While there are multiple configurations, the simplest configuration is to provide the ‘output_path’ alone. If you only specify the file name, the h2o-autodoc saves to the document to the current directory.

Parameters
  • output_path – str: Path or s3 URL that specifies where to save the h2o-autodoc. (i.e, ‘User/username/my_report.docx’, ‘s3://<bucket>/…’, ‘https://s3.amazonaws.com/<bucket>/…’, ‘https://<bucket>.s3.amazonaws.com/…’).

  • template_path – str, optional: Path to general or custom template. Defaults to None.

  • template_sections_path – str, optional: Path to general or custom template sections. Defaults to None.

  • template_dirs – list, optional: List of alternative paths to general or custom template sections. Defaults to an empty list.

  • sub_template_type – str, optional: The document type (e.g., ‘docx’ or ‘md’). Defaults to the main_template_type value.

  • main_template_type – str, optional: The subtemplate type (e.g., ‘docx’ or ‘md’). Defaults to ‘docx’.

  • float_format – str: Format string syntax. Defaults to “{:6.4g}”: total width of 6 with 4 digits after the decimal place, using ‘g’ general format.

  • data_summary_feat_num – int: Number of features to show in data summary. Value must be an integer. Values lower than 1, e.g., 0 or -1, indicate that all columns should be shown.

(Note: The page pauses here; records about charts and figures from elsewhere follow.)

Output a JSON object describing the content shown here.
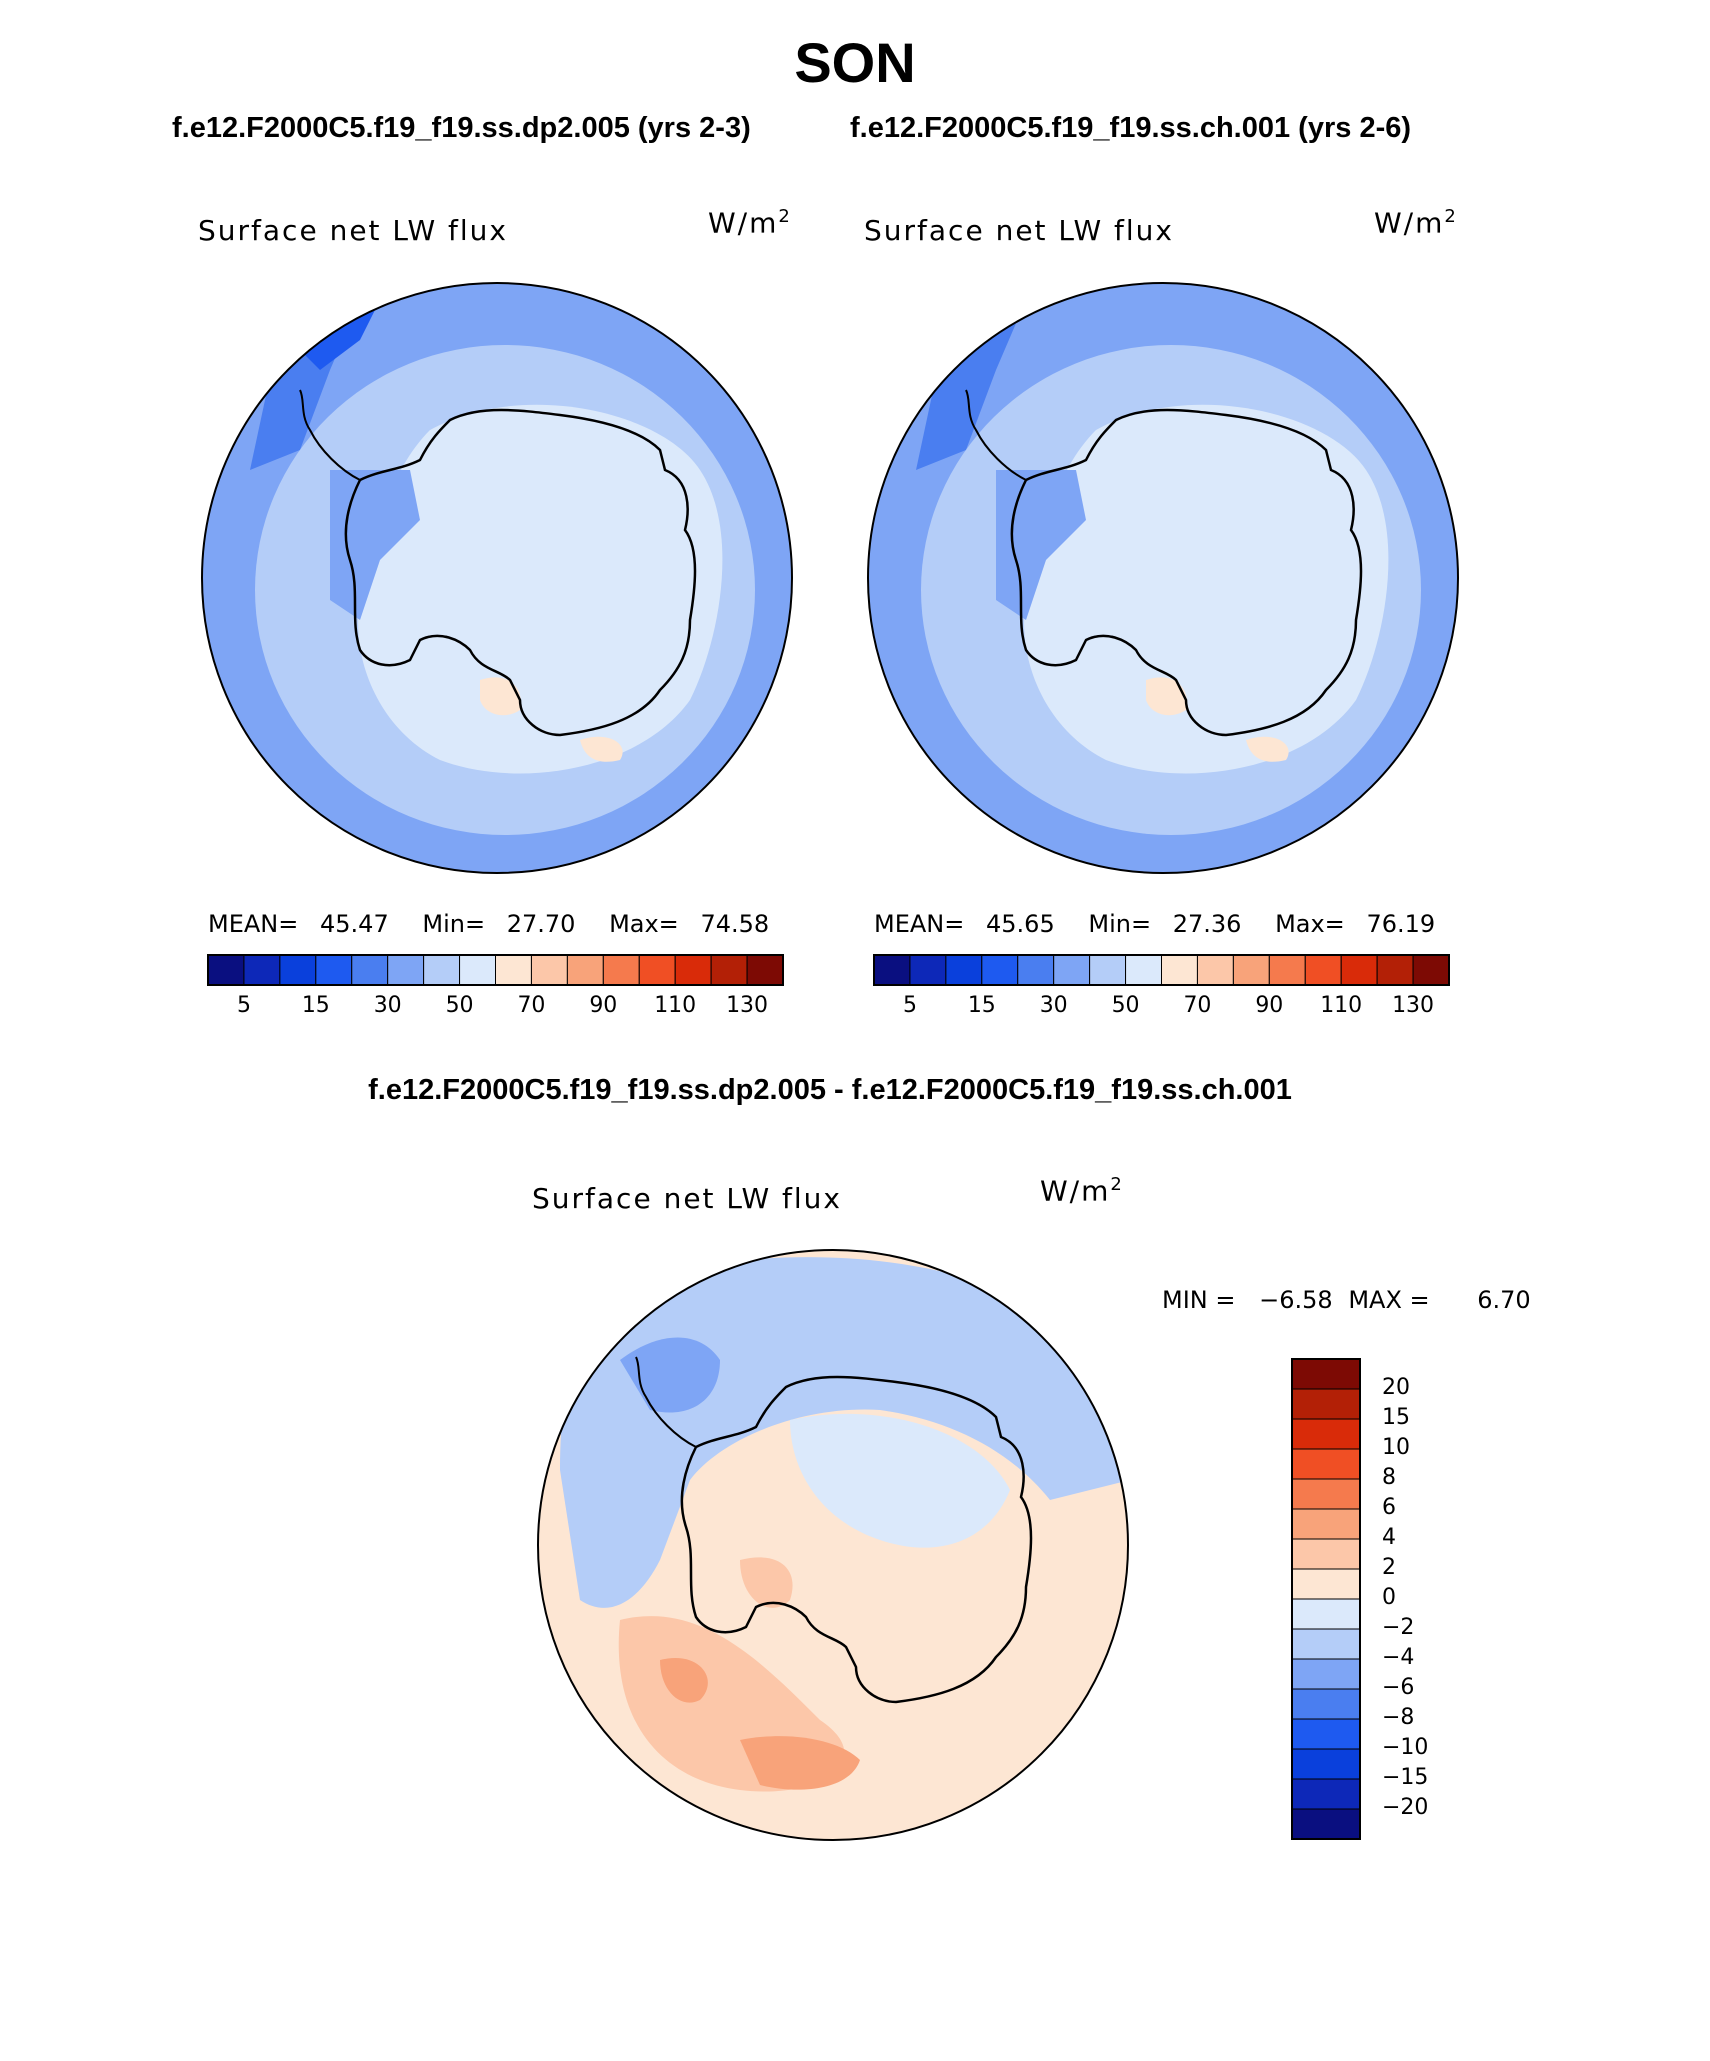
{
  "figure": {
    "title": "SON",
    "subtitle_left": "f.e12.F2000C5.f19_f19.ss.dp2.005 (yrs 2-3)",
    "subtitle_right": "f.e12.F2000C5.f19_f19.ss.ch.001 (yrs 2-6)",
    "diff_title": "f.e12.F2000C5.f19_f19.ss.dp2.005 - f.e12.F2000C5.f19_f19.ss.ch.001"
  },
  "panels": [
    {
      "label": "Surface net LW flux",
      "units_base": "W/m",
      "units_exp": "2",
      "mean_label": "MEAN=",
      "mean": "45.47",
      "min_label": "Min=",
      "min": "27.70",
      "max_label": "Max=",
      "max": "74.58"
    },
    {
      "label": "Surface net LW flux",
      "units_base": "W/m",
      "units_exp": "2",
      "mean_label": "MEAN=",
      "mean": "45.65",
      "min_label": "Min=",
      "min": "27.36",
      "max_label": "Max=",
      "max": "76.19"
    },
    {
      "label": "Surface net LW flux",
      "units_base": "W/m",
      "units_exp": "2",
      "min_label": "MIN =",
      "min": "−6.58",
      "max_label": "MAX =",
      "max": "6.70"
    }
  ],
  "colorbar_abs": {
    "colors": [
      "#0a0f80",
      "#0d28b8",
      "#0a40dc",
      "#1e5af0",
      "#4a7ef0",
      "#7ea5f5",
      "#b4cdf8",
      "#dbe9fb",
      "#fde6d3",
      "#fcc7a9",
      "#f8a37a",
      "#f57a4d",
      "#f04f24",
      "#d92b09",
      "#b32006",
      "#7d0a04"
    ],
    "tick_labels": [
      "5",
      "15",
      "30",
      "50",
      "70",
      "90",
      "110",
      "130"
    ]
  },
  "colorbar_diff": {
    "colors": [
      "#7d0a04",
      "#b32006",
      "#d92b09",
      "#f04f24",
      "#f57a4d",
      "#f8a37a",
      "#fcc7a9",
      "#fde6d3",
      "#dbe9fb",
      "#b4cdf8",
      "#7ea5f5",
      "#4a7ef0",
      "#1e5af0",
      "#0a40dc",
      "#0d28b8",
      "#0a0f80"
    ],
    "tick_labels": [
      "20",
      "15",
      "10",
      "8",
      "6",
      "4",
      "2",
      "0",
      "−2",
      "−4",
      "−6",
      "−8",
      "−10",
      "−15",
      "−20"
    ]
  },
  "colors": {
    "ocean_outer": "#7ea5f5",
    "mid": "#b4cdf8",
    "inner": "#dbe9fb",
    "deep": "#4a7ef0",
    "warm": "#fde6d3",
    "warm2": "#fcc7a9",
    "warm3": "#f8a37a"
  }
}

  • num_features – int: The number of top features to display in the document tables. Defaults to 20.

  • plot_num_features – The number of top features to display in the document plots. Defaults to 20.

  • min_relative_importance – The minimum relative importance in order for a feature to be displayed in the feature importance table/plot. Defaults to 0.

  • stats_quantiles – int: The number of quantiles to use for prediction statistics computation. Defaults to 20.

  • psi_quantiles – int: The number of quantiles to use for population stability index computation. Defaults to 10.

  • response_rate_quantiles – int: The number of quantiles to use for response rates information computation. Defaults to 10.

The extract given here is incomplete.